As venting exercises go, this one was first-rate. That's no surprise because the UI is, after all, a great university.
Pro-Salaita speakers received warm rounds of applause and shouts of support. They clearly had a good time wringing their hands in public, and Wise didn't seem to mind. She remained stone-faced as she was pilloried, making gracious comments both before and after.
"I think it's critical for us to have this open dialogue," said Wise, doing an excellent job of acting as if her words were sincere.
What was missing from the drama was much discussion about Salaita, the now-unemployed professor who has threatened to sue the UI over the job dispute. Things may, however, be looking up for him.
There's gold in victimhood — just how much is unclear — and Salaita has indicated he'll be hitting the campus lecture circuit to tell his tale of woe, including "giving a series of talks in Chicago in a few weeks."

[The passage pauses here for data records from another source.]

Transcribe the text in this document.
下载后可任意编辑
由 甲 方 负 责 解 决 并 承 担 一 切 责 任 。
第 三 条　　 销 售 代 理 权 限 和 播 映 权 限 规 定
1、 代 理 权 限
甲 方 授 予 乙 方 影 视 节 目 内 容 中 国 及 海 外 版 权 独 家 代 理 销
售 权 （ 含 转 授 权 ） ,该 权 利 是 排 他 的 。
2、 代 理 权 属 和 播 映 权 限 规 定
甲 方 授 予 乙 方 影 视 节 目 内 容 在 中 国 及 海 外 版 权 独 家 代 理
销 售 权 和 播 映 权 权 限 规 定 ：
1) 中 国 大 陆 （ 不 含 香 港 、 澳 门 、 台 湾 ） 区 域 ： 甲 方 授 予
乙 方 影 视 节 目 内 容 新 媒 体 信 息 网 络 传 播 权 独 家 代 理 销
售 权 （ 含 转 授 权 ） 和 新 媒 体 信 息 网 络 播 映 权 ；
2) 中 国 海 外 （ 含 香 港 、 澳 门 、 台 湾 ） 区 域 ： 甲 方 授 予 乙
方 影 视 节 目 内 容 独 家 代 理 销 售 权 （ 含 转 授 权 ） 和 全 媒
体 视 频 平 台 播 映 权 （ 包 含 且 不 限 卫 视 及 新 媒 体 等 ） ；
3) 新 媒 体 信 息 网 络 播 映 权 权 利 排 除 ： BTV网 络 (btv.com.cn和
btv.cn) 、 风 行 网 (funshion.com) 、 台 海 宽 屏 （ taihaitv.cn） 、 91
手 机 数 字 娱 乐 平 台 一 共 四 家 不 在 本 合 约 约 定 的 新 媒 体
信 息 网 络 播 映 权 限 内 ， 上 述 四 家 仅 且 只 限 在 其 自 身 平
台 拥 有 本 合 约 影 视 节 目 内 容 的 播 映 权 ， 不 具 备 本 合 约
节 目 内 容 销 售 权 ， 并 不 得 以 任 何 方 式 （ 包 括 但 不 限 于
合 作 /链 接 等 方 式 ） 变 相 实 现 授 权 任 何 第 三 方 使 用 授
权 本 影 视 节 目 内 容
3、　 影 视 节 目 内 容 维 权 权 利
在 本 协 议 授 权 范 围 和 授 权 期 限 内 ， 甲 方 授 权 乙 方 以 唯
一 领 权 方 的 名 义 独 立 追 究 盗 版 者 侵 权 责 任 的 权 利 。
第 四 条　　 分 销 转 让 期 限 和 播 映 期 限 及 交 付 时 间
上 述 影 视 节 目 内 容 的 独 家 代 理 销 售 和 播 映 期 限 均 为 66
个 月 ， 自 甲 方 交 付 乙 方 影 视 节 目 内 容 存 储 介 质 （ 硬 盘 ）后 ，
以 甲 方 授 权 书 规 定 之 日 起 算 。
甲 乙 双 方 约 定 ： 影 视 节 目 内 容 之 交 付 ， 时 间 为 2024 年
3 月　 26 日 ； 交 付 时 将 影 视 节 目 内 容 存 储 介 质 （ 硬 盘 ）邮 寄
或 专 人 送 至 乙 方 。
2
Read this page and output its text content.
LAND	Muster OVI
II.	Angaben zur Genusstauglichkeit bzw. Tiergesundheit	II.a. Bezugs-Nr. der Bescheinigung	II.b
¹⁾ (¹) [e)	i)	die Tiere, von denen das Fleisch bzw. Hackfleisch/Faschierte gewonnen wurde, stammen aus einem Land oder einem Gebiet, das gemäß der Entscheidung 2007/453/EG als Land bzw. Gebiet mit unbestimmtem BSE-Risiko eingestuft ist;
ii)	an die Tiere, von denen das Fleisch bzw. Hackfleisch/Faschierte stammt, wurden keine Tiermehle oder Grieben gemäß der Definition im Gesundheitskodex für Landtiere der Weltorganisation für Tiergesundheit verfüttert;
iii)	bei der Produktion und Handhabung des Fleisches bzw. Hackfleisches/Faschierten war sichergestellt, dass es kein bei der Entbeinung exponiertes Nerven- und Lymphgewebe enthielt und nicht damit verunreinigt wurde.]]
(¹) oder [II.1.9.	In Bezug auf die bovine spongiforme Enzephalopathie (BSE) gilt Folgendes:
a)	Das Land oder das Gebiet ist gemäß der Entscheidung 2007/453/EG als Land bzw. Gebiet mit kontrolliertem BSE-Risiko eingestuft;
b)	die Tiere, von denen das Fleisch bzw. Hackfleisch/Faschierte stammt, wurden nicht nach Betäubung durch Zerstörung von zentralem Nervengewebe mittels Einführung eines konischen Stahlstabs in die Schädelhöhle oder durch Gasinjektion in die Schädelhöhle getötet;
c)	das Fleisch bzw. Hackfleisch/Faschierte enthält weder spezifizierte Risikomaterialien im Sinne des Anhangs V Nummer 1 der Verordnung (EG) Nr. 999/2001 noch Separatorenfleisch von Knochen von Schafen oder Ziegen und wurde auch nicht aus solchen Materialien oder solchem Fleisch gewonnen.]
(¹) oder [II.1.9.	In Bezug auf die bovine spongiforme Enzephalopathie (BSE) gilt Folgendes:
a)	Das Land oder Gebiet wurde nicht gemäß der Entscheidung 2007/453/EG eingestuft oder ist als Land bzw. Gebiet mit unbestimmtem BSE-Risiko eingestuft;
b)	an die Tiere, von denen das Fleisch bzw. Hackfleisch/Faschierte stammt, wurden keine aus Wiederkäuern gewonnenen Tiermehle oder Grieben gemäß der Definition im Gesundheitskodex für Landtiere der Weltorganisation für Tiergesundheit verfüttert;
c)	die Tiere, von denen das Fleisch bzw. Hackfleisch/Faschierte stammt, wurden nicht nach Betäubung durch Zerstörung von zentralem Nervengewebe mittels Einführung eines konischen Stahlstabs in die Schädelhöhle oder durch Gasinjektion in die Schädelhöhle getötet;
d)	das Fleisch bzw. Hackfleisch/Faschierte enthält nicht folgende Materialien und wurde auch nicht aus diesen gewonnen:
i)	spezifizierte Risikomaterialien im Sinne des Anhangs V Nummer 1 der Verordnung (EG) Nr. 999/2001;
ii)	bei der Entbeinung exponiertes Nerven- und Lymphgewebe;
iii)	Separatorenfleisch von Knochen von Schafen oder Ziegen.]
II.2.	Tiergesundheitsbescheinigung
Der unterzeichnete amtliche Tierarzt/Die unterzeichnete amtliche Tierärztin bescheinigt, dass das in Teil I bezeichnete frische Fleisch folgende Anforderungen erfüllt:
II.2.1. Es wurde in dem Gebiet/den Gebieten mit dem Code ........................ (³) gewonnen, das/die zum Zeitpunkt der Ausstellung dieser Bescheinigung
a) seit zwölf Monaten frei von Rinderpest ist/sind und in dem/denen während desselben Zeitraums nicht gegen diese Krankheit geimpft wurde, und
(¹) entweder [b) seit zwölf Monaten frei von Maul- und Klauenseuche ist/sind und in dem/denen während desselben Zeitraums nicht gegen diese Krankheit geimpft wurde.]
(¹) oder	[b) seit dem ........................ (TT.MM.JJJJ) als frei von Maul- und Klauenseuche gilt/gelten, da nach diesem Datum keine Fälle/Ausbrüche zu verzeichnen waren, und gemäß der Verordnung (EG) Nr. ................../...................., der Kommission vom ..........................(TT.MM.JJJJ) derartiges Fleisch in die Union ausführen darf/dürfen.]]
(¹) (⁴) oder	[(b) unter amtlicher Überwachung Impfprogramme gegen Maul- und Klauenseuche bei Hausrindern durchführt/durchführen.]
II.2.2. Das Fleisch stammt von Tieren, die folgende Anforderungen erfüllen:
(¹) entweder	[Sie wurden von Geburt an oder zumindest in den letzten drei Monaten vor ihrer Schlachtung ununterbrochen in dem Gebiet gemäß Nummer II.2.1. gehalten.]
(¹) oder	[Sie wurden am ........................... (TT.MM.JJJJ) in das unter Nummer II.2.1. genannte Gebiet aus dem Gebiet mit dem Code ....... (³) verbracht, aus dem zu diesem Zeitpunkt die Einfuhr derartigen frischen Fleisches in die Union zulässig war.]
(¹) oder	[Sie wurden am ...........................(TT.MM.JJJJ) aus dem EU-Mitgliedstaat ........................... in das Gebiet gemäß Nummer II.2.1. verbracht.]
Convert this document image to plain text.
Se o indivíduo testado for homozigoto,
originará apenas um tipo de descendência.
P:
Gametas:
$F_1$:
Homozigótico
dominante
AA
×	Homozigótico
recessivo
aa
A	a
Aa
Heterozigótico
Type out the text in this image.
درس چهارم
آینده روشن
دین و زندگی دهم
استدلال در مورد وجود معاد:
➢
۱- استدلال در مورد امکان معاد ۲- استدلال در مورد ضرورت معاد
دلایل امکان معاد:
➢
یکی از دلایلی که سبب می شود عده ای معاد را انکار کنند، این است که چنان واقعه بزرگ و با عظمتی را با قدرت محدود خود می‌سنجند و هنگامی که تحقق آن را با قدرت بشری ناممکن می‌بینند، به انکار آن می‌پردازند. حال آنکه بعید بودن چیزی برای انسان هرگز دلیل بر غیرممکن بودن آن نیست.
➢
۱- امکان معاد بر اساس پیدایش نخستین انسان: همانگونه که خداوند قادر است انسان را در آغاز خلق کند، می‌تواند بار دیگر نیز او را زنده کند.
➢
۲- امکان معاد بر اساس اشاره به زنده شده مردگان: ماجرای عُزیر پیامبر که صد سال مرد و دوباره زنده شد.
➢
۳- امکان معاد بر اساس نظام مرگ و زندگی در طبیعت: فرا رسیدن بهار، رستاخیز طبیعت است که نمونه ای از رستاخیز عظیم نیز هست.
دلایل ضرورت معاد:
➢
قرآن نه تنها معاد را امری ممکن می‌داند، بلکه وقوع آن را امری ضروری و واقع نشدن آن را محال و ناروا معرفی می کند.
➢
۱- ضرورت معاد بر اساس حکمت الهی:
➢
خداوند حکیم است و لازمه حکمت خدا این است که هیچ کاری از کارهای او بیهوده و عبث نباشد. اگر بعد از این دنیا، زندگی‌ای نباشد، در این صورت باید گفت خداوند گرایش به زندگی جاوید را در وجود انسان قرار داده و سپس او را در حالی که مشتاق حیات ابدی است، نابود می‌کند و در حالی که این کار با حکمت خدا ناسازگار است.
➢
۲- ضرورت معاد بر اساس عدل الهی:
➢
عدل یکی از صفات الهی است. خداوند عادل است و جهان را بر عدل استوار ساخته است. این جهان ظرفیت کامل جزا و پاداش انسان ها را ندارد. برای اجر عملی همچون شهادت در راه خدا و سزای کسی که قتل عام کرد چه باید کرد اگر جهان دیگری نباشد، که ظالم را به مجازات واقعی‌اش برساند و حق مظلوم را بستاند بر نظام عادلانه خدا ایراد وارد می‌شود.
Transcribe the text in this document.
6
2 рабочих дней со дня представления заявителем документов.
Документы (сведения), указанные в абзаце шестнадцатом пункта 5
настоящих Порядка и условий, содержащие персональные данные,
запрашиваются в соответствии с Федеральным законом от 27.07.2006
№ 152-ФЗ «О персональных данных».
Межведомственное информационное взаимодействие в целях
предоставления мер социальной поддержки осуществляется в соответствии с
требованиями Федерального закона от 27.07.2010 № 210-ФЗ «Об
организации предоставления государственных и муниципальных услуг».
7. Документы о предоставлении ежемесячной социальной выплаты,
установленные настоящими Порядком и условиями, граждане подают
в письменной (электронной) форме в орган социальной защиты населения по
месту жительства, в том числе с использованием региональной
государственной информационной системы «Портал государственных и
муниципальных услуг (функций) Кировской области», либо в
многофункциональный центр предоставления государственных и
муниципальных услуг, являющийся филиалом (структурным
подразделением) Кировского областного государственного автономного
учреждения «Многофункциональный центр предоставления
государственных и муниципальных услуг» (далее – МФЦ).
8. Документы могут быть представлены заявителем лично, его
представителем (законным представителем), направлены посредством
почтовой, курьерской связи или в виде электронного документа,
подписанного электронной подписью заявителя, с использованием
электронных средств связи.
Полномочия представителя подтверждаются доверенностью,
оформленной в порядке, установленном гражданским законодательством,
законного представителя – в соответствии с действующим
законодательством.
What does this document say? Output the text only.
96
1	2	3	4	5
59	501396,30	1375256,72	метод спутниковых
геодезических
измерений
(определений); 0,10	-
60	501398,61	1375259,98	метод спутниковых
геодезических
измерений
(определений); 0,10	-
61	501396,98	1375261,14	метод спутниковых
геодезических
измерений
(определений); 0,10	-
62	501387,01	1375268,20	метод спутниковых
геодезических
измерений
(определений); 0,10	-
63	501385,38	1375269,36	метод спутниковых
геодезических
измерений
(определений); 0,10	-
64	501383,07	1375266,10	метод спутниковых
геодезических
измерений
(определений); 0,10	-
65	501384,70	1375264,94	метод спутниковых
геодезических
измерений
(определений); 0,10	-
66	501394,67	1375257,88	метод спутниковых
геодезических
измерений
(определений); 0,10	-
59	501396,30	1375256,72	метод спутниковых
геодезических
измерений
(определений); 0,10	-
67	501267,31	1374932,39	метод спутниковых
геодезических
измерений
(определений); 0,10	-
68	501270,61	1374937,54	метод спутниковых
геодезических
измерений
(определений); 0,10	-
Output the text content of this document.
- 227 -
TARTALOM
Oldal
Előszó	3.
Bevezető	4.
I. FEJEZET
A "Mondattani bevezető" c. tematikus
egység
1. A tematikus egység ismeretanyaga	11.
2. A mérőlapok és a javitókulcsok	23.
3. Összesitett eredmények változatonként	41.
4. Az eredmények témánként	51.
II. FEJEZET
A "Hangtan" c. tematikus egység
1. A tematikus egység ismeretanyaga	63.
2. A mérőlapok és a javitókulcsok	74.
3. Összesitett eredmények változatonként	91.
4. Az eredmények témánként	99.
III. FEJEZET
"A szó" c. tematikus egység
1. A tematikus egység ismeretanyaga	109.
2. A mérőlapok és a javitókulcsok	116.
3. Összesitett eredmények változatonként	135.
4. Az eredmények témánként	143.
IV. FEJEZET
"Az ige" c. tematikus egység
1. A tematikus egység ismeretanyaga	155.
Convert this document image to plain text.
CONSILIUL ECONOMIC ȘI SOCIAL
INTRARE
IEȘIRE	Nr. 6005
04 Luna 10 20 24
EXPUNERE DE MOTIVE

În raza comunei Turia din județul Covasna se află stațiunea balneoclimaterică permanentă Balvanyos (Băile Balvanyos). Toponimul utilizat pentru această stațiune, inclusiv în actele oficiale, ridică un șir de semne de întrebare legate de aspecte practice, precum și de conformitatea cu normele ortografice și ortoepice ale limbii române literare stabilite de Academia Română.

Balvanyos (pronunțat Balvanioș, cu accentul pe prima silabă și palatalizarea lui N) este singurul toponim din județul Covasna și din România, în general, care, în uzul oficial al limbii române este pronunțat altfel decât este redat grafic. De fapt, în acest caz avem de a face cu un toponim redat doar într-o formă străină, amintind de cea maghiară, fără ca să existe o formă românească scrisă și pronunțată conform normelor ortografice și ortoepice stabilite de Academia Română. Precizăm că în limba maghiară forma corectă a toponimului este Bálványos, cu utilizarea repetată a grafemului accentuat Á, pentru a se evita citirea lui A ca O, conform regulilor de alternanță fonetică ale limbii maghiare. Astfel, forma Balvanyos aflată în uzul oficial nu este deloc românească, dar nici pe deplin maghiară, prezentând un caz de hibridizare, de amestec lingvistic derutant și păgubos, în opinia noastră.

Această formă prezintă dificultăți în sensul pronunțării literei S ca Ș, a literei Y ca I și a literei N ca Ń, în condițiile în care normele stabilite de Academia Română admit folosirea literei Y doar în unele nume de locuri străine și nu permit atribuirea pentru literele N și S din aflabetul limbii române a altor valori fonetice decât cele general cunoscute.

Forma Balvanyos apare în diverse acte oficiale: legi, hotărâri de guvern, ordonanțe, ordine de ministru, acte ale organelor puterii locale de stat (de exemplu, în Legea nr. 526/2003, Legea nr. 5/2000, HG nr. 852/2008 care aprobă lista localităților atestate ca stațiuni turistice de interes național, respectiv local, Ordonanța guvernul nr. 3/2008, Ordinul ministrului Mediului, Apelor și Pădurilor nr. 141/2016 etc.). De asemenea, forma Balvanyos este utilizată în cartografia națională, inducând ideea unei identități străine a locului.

"Organizing my fall schedule. I'm likely coming to a city near you! Will be wonderful to return to public life, saying 'thank you' in person," he said in a Sept. 20 tweet.
There's no question Salaita has had a rough go of it, giving up one tenured position and sticking his foot in his mouth when he was on the verge of getting another at the UI.
But most speakers seemed to focus as much on their feelings as about Salaita. They paid tribute to freedom of speech, but otherwise expressed personal affronts to the decision by Wise, President Robert Easter and UI trustees not to hire Salaita.
Professor D. Fairchild Ruggles said the real issue was "500 dead children," referring to civilian casualties that occurred when Israeli attacked Hamas in Gaza. Ruggles said that she, like Salaita, is morally outraged by what occurred and felt free, just like he did, to criticize Israel as well as her own country.
"I'm doing my job as a citizen of the world," Ruggles said.
There were some dissenters who spoke in Wise's defense.
A UI business student said the issue surrounding Salaita is not academic freedom or freedom of speech but tweets that demonstrated a lack of professionalism by a job candidate.
"There are consequences for what you say," he said, drawing a chorus of groans from Salaita supporters.
UI Professor Michael Leroy, who worked on a faculty petition in support of Wise, suggested circumstances are not as grim as Wise's critics suggest.
"The First Amendment is alive and well," said Leroy, pointing to pro-Salaita signs and anti-Wise commentary.
Suffice it to say, Salaita backers were not persuaded by Leroy. Neither were they sated by their opportunity to complain. As the faculty senate prepared to move on to another topic, Salaita supporters were assured they would have another opportunity to express themselves at a future meeting.